Vivian schüttelte erneut den Kopf. »Sheldon, Sie mißverstehen die Lage völlig. Begreifen Sie doch endlich, daß das hier kein Spiel ist. Ulthar will mich töten, und er wird jeden aus dem Weg räumen, der ihn daran zu hindern versucht.«
»Ich weiß«, sagte Sheldon ungerührt. »Aber sehen Sie, Vivian - Sie haben mir gesagt, was Sie wissen, und nun ist es wohl an mir, Ihnen etwas zu erzählen. Ich war nicht nur rein zufällig draußen am Strand, als Sie mit Ihrem Boot auftauchten. Ich war schon die halbe Nacht dort draußen und habe die Insel beobachtet, und wenn ich Sie nicht getroffen hätte, wäre ich heute wahrscheinlich rübergefahren.«
»Weshalb?« fragte Vivian.
Sheldon lächelte traurig. »Wegen Frank«, erklärte er. »Mein Bruder. Er ist vorgestern nacht mit seiner Freundin nach Coney Island hinausgerudert, aber bislang nicht wiedergekommen. Ich glaube, ich weiß jetzt, was ihm zugestoßen ist.« Sein Gesicht zuckte. Er drehte sich brüsk um, nahm zwei Motorradhelme von einer Ablage und warf Vivian einen zu. »Setzen Sie ihn auf«, sagte er, während sie über die knarrende Holztreppe in den Hinterhof hinuntergingen, in dem seine Honda stand. »In der Packtasche ist eine Jacke. Niemand wird Sie erkennen.«
Vivian sträubte sich nicht länger. Sie setzte den Helm auf, zog eine zerschlissene Lederjacke aus der Tasche und zog sie an. Sheldon schwang sich in den Sattel, betätigte den Anlasser und wartete, bis Vivian hinter ihm Platz genommen hatte. Dann fuhr er los.

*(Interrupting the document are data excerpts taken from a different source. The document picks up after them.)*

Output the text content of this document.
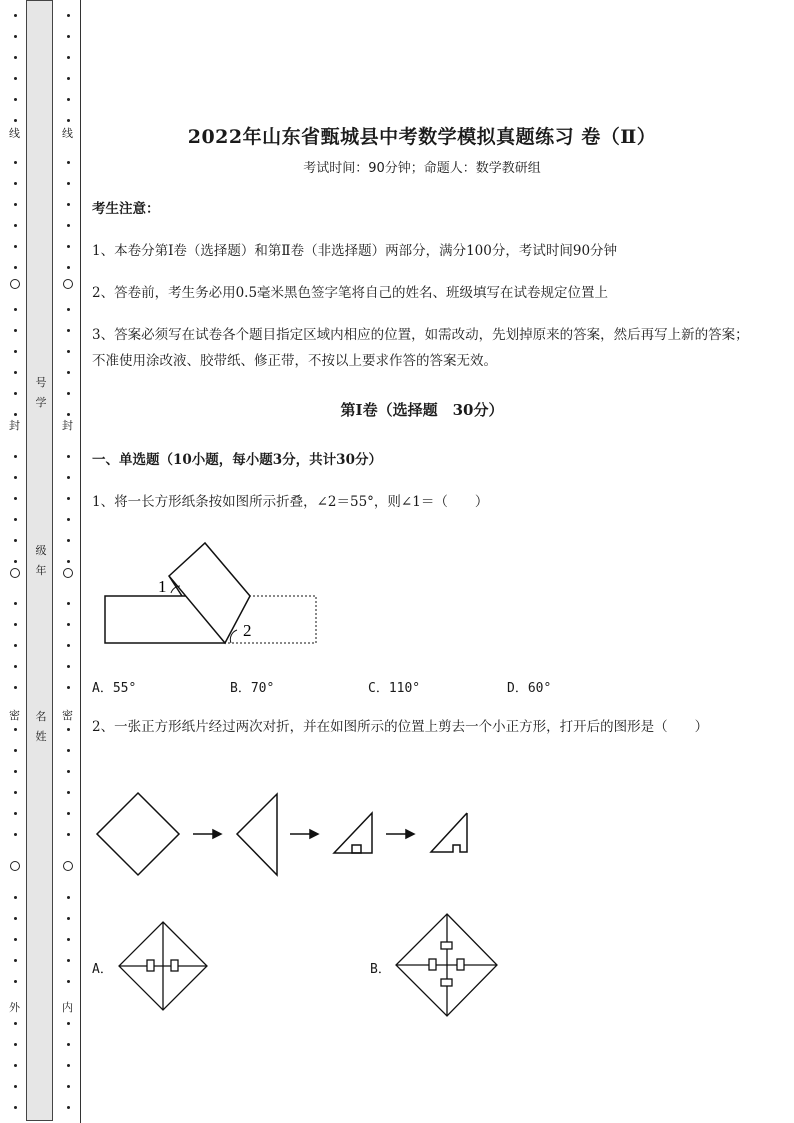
线
封
密
外
号学
级年
名姓
线
封
密
内
2022年山东省甄城县中考数学模拟真题练习 卷（Ⅱ）
考试时间：90分钟；命题人：数学教研组
考生注意：
1、本卷分第Ⅰ卷（选择题）和第Ⅱ卷（非选择题）两部分，满分100分，考试时间90分钟
2、答卷前，考生务必用0.5毫米黑色签字笔将自己的姓名、班级填写在试卷规定位置上
3、答案必须写在试卷各个题目指定区域内相应的位置，如需改动，先划掉原来的答案，然后再写上新的答案；不准使用涂改液、胶带纸、修正带，不按以上要求作答的答案无效。
第Ⅰ卷（选择题　30分）
一、单选题（10小题，每小题3分，共计30分）
1、将一长方形纸条按如图所示折叠，∠2＝55°，则∠1＝（　　）
1
2
A．55°	B．70°	C．110°	D．60°
2、一张正方形纸片经过两次对折，并在如图所示的位置上剪去一个小正方形，打开后的图形是（　　）
A．	B．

Vivian versuchte, sich zu orientieren, aber der Stadtteil, durch den sie fuhren, war ihr völlig fremd. Die Häuser hier erinnerten sie nicht an das, was sie von New York im Gedächtnis hatte. Es waren zweistöckige, alte Wohnblocks mit hohen Fenstern und breiten Eingängen. Früher einmal mußte dieses Viertel eines der besseren Wohngegenden der Stadt gewesen sein, aber diese Zeiten waren längst vorbei. Halbverrostete Autowracks, überquellende Mülleimer und Scharen von schmutzigen, zerlumpten Kindern bestimmten das Straßenbild. Die wenigen Erwachsenen, die die Straßen bevölkerten, waren meist ärmlich gekleidet, und ihre Bewegungen wirkten irgendwie ängstlich und verstört, als schämten sie sich ihrer Armut und gingen nur höchst widerwillig aus ihren Behausungen.